Monday, March 31
Errie Ball: Last Man Standing from First Masters
No. 13 at Augusta National Golf Club. (Wally Baba/Flickr)
On the trail of a golf story from yesteryear, I stumbled across Errie Ball, a Welsh-born pro who was befriended by Bobby Jones at the 1930 British Open and soon after came to America to be assistant pro at East Lake, Jones’ home course in Atlanta, Georgia.
I learned Errie, age 97, was the last surviving player from the first Masters in 1934 won by Horton Smith. I called him one afternoon in January at his Florida home.
“What was it like playing in that first Masters?” I asked.

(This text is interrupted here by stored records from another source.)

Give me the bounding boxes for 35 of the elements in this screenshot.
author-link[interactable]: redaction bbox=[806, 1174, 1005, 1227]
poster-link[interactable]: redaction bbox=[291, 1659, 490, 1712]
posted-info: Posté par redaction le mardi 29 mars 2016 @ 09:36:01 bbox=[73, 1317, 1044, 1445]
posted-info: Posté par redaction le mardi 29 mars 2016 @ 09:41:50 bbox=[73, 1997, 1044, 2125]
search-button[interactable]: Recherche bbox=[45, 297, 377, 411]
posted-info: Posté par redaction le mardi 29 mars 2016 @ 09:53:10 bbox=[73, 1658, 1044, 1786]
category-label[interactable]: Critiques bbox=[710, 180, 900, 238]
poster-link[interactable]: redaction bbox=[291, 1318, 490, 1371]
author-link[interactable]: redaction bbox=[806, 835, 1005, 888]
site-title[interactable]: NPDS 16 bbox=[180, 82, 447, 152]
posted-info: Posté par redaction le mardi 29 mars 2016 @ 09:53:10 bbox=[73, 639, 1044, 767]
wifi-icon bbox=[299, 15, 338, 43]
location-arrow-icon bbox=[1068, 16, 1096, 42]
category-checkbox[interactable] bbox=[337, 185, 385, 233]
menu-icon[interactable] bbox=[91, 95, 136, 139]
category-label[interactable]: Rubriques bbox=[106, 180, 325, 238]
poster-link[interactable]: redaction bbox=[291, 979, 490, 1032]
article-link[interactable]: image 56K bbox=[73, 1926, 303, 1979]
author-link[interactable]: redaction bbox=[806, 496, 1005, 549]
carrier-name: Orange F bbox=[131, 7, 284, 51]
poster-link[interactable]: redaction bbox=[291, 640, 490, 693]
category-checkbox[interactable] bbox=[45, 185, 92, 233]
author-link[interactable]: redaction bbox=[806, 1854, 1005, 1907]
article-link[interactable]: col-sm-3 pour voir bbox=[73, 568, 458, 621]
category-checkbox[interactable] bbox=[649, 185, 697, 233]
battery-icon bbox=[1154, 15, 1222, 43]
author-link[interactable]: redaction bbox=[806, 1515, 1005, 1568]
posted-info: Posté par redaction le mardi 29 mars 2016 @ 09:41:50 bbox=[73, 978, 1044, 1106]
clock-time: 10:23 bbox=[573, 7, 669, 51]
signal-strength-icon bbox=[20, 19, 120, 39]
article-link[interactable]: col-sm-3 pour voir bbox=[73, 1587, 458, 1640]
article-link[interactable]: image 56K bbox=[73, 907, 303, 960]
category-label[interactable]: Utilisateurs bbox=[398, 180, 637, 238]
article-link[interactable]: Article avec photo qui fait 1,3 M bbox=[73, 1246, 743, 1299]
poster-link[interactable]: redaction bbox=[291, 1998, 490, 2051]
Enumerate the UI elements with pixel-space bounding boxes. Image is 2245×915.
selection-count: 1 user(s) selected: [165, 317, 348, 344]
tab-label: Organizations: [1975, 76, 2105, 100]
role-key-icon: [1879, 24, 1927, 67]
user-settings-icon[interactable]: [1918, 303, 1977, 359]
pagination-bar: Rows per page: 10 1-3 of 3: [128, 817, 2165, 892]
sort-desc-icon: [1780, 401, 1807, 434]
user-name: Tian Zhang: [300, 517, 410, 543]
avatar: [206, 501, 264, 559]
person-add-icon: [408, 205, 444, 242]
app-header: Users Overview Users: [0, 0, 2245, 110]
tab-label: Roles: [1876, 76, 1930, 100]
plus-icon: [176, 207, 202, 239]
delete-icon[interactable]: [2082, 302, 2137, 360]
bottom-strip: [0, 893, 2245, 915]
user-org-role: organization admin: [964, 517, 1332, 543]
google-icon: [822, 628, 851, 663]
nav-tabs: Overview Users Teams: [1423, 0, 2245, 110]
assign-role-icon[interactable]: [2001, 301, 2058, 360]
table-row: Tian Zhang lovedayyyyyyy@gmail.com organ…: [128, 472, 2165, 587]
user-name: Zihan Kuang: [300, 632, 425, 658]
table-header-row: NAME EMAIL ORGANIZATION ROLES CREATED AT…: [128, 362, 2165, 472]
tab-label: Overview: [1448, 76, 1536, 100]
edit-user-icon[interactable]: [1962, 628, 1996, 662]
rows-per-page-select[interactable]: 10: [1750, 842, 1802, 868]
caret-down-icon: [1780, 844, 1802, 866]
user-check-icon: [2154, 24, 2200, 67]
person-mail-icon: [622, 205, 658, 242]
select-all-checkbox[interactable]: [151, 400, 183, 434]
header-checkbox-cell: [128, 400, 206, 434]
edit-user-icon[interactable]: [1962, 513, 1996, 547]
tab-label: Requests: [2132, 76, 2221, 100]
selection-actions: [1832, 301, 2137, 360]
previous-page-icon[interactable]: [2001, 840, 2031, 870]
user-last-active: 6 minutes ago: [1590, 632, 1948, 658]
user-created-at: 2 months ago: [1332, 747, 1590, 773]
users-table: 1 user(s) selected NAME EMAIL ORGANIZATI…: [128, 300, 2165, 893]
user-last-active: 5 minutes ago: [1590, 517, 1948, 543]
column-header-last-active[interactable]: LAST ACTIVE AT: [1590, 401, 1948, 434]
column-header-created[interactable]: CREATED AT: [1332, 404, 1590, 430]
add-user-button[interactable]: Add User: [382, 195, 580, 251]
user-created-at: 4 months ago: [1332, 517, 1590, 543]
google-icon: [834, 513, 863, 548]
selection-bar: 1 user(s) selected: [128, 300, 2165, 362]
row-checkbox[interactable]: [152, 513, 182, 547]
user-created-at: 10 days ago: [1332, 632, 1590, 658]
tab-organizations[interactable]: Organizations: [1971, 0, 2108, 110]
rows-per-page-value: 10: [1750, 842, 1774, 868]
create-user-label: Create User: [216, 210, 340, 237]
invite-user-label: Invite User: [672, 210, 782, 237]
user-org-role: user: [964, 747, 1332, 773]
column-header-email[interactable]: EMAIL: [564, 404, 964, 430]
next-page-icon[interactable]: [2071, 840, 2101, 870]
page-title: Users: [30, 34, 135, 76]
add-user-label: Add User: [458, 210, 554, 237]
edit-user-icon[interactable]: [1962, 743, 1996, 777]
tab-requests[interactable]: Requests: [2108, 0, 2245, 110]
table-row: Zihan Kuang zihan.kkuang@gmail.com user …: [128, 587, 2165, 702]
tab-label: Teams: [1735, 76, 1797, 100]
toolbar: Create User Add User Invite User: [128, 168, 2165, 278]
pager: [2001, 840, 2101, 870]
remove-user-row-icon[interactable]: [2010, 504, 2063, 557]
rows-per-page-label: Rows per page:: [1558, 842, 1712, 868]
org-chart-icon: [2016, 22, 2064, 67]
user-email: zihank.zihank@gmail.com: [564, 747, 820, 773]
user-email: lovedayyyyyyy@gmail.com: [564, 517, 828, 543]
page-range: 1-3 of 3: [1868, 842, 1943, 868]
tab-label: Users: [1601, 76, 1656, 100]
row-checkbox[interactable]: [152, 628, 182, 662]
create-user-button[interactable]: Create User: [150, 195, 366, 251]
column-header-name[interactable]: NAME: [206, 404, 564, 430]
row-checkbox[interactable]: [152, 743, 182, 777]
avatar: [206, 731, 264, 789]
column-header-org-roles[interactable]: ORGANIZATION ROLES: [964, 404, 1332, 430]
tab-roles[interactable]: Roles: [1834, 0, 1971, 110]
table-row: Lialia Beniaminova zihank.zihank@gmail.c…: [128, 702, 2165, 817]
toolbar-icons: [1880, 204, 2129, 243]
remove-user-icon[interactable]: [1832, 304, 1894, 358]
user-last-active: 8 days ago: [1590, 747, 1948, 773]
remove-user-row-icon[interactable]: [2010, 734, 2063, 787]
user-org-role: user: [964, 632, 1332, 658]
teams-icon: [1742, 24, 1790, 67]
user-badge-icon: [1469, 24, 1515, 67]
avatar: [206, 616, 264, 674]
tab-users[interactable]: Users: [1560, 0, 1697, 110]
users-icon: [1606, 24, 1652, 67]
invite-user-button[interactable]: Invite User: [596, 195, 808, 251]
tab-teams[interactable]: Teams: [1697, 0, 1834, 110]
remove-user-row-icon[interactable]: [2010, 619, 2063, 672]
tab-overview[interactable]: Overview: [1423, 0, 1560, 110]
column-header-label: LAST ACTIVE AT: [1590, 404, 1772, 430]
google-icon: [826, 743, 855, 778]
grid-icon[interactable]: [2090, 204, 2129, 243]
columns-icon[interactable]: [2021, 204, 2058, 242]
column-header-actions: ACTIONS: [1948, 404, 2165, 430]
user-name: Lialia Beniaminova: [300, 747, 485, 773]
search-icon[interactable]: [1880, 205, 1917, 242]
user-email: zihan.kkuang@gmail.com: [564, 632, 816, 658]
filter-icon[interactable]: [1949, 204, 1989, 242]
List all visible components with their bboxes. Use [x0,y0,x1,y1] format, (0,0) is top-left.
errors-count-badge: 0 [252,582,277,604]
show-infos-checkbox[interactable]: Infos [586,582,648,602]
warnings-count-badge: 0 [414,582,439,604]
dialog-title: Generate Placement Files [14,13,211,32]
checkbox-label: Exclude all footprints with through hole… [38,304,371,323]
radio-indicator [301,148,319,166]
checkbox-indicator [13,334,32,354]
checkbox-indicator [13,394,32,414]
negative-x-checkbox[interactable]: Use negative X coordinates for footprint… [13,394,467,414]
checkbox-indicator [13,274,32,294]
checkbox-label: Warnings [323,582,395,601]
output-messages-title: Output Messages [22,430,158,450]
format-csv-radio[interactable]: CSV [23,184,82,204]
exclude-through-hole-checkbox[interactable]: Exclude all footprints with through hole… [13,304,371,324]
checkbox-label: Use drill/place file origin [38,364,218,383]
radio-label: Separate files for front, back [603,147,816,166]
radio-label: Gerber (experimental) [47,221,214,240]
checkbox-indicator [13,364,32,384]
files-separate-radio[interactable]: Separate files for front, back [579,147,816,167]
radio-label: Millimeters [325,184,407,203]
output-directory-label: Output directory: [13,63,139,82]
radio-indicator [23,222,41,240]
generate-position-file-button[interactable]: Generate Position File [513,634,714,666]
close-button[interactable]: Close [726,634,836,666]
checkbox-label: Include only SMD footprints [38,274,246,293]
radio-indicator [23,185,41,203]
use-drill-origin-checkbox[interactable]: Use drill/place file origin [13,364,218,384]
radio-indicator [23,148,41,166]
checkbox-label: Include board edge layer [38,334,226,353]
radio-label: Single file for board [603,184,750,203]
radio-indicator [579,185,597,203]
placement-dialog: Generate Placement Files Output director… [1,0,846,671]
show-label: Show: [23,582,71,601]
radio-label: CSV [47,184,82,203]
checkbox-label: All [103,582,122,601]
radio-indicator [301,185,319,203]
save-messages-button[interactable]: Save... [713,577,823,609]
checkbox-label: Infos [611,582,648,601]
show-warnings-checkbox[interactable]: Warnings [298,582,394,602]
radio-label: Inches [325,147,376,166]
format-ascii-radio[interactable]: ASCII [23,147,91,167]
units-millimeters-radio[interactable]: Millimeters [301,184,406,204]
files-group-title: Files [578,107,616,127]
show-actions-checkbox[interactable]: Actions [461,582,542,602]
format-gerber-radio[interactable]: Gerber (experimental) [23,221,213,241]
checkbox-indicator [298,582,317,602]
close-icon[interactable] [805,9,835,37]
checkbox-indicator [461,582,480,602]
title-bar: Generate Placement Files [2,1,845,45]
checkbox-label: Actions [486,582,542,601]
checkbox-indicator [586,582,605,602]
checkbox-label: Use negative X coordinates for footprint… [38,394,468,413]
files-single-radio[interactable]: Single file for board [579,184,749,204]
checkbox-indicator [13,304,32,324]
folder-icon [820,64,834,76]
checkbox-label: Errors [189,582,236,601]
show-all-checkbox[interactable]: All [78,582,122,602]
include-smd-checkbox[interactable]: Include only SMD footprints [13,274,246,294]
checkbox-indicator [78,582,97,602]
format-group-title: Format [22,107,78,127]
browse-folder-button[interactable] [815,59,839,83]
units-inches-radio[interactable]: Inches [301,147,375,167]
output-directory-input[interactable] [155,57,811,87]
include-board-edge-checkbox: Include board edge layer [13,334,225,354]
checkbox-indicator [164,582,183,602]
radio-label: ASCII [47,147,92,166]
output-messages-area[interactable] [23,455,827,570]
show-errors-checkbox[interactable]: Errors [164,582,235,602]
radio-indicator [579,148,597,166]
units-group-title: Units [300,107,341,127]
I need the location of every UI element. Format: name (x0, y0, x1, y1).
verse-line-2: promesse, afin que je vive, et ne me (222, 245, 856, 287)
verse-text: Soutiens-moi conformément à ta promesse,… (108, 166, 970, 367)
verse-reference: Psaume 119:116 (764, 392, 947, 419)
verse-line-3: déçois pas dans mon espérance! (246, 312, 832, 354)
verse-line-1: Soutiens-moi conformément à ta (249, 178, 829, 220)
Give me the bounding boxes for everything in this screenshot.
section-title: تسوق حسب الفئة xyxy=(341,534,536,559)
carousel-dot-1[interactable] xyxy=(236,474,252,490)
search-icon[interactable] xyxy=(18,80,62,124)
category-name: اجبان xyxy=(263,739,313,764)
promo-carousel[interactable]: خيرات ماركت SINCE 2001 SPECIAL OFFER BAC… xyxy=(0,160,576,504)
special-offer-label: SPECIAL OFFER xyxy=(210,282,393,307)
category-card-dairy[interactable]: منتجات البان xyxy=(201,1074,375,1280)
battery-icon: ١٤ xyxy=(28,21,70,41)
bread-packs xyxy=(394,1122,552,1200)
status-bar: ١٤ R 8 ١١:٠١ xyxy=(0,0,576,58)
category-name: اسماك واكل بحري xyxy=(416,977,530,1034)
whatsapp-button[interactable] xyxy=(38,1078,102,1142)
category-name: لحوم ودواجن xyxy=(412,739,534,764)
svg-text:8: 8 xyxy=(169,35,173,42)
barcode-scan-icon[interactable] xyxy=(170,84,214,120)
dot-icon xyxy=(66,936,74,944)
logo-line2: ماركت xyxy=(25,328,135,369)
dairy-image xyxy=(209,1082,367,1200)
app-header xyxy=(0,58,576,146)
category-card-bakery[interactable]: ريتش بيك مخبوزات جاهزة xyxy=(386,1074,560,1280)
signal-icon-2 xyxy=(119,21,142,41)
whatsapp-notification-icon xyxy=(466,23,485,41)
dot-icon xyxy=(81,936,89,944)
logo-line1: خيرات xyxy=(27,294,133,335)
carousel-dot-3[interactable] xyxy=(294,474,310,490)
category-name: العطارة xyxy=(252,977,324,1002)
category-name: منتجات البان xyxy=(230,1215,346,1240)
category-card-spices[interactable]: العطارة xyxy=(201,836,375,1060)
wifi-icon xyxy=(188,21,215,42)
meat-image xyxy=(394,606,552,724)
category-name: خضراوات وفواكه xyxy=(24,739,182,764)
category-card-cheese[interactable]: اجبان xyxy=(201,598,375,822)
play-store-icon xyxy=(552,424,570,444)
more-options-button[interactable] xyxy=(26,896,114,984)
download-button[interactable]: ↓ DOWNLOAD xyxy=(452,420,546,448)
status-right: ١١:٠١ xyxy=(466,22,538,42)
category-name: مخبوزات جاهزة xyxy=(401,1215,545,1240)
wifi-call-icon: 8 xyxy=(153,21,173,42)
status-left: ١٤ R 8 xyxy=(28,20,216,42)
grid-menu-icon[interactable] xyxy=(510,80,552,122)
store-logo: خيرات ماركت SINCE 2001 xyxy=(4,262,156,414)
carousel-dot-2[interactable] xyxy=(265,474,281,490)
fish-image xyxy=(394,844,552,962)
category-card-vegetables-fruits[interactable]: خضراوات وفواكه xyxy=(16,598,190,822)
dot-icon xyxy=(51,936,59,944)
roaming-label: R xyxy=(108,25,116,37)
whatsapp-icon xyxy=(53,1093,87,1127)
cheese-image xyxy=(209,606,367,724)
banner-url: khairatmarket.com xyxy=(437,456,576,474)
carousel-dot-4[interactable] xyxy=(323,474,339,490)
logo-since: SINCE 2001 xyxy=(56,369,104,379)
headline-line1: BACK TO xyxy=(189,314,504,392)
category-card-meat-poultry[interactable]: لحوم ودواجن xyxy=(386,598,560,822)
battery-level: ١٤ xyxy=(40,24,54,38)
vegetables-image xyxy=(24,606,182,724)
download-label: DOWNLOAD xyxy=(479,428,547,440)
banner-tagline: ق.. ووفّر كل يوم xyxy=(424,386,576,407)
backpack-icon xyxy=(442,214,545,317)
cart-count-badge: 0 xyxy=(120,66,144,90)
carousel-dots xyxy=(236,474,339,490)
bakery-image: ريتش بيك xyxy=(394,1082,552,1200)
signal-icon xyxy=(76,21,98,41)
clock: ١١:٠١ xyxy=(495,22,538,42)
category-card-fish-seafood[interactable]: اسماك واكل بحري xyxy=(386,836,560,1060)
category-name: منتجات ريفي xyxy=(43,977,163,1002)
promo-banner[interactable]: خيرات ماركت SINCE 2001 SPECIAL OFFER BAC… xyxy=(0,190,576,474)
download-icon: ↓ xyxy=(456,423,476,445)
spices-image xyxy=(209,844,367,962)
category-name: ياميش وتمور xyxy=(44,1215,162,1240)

“The first Masters, they were having a lot of trouble getting off to a good start,” Errie said. “It was like a friendly deal. I didn’t feel too scared or nervous at all in the first one because it was more relaxed. Bob Jones made it that way.”
Jones wasn’t the only thing that helped keep things loose.
“There was a lot of liquor floating around,” he added. “Of course, in those days, I didn’t drink anyway.”
It was far different the next time Errie teed it up at Augusta National.
“When I played it again in 1957 it was a different story. It was really big time.”
I’d be surprised if any living person has played with more golf champions from past generations than Errie Ball. In addition to Bobby Jones and Walter Hagen, Errie later played with golf greats Byron Nelson, Sam Snead and Ben Hogan.
In fact, Errie goes so far back I had to ask, “Did you ever meet Harry Vardon?”
“No,” he said. “I saw him in the distance and watched him. My father was a good friend of Harry Vardon. He had a beautiful swing. I know that.”
Errie has seen hundreds of swings in his 97 years and still spends time on the practice tee.
“I’ve had a couple of operations, which has taken me off the golf course and I haven’t really played 18 holes in two years,” he said.
“But I’ve hit a lot of balls on the practice tee and still give a few lessons. I’m feeling a lot better now and I think I’ll probably start playing soon.”